Esta pessoa é a criativa do grupo e gosta de criar cenários surreais ou exagerados na esperança que a nossa resposta leve a um "AHA! Então não és vegetariano/a!". Gosta muito da palavra "se".
"Se estiveres numa ilha deserta e só te puderes salvar se comeres um animal, comias?"
"Se te dessem um milhão de euros se comesses um hambúrguer, comias?"
"Se estivesse uma pessoa e um animal à beira dum precipício e só pudesses salvar um, qual salvarias?"
"E se pisares um insecto? Mataste um animal, não podes ser vegetariano!"
O NUTRICIONISTA
Não importa se esta pessoa bebe banha de porco à refeição porque viu num blog que a a água engorda, a partir deste momento, no que toca a nutrição, ela é uma verdadeira erudita.
"Então e a proteína?! É super importante!"
"Mas tu precisas de carne e peixe!"
"Tu comes maioritariamente hidratos?! Que atentado!"

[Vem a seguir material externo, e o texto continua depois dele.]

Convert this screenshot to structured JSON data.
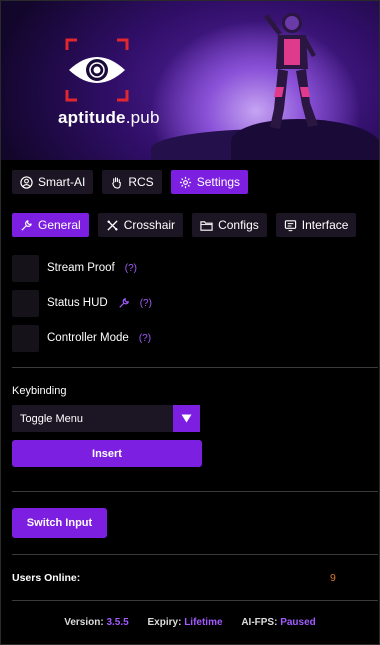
{
  "brand": {
    "name": "aptitude",
    "suffix": ".pub"
  },
  "main_tabs": [
    {
      "label": "Smart-AI",
      "icon": "user-circle-icon"
    },
    {
      "label": "RCS",
      "icon": "hand-icon"
    },
    {
      "label": "Settings",
      "icon": "gear-icon",
      "active": true
    }
  ],
  "sub_tabs": [
    {
      "label": "General",
      "icon": "wrench-icon",
      "active": true
    },
    {
      "label": "Crosshair",
      "icon": "crosshair-icon"
    },
    {
      "label": "Configs",
      "icon": "folder-icon"
    },
    {
      "label": "Interface",
      "icon": "monitor-icon"
    }
  ],
  "options": {
    "stream_proof": {
      "label": "Stream Proof",
      "help": "(?)",
      "checked": false
    },
    "status_hud": {
      "label": "Status HUD",
      "help": "(?)",
      "checked": false
    },
    "controller_mode": {
      "label": "Controller Mode",
      "help": "(?)",
      "checked": false
    }
  },
  "keybinding": {
    "title": "Keybinding",
    "selected": "Toggle Menu",
    "insert_label": "Insert"
  },
  "switch_input_label": "Switch Input",
  "users": {
    "label": "Users Online:",
    "count": "9"
  },
  "footer": {
    "version_label": "Version:",
    "version": "3.5.5",
    "expiry_label": "Expiry:",
    "expiry": "Lifetime",
    "aifps_label": "AI-FPS:",
    "aifps": "Paused"
  },
  "colors": {
    "accent": "#7d1fe0",
    "accent_text": "#a15bff",
    "count": "#e07b2c",
    "panel": "#1c1624"
  }
}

"Até houve um caso de um que foi para o hospital e morreu por ser vegan!"
O ENGRAÇADINHO
Sabem aquela típica personagem dos filmes e séries que é um pai que acha tem imensa piada, só que não, e acaba por humilhar os filhos? Esta pessoa tem esse preciso talento.
"Eu também não como carne... desde o almoço."
"Estou a acompanhar a picanha com alface, vês? É quase um prato vegetariano!"
"Os vegetarianos comem a comida dos animais, privando-os desta e a causando-lhes mais sofrimento."
"Podes comer o bife! O animal já está morto, não vai sentir nada!"
"Então e as plantas? Também têm sentimentos! Olha a batata a gritar enquanto a cortas, tu é que não a ouves!"
"Eu também gosto muito de animais, especialmente no grelhador!"
E esta lista é só uma pequena amostra das coisas que ouvimos quando saímos da gaveta, pois garantidamente "o engrançadinho" vai falar do ciclo da vida e comparar-nos aos leões e "o curioso dos entãos" vai evoluir para perguntas mais complexas do género como será quando tivermos filhos.
Portanto, para os novos grilos, coragem! Já têm aqui um cheirinho do que vos espera para se preparem psicologicamente. Para os nossos comedores de larvas, imaginem o que é tudo isto quando só querem comer descansados. Sei que a curiosidade por vezes fala mais alto e na verdade a maioria dos grilos não se ofende com perguntas, desde que sejam sempre feitas com respeito! Mas há um lugar e momento para tudo. O meu conselho é se querem realmente saber mais sobre o vegetarianismo falem com a pessoa a sós, de modo a que esta vos possa esclarecer todas as dúvidas calmamente. É difícil ter uma opinião diferente do resto das pessoas e estar sozinho "contra" um grupo. Para os grilos, se querem comer descansados peçam às pessoas que falem convosco mais tarde, após a refeição. Com sort
e algumas irão esquecer-se e escaparão a mais um interrogatório!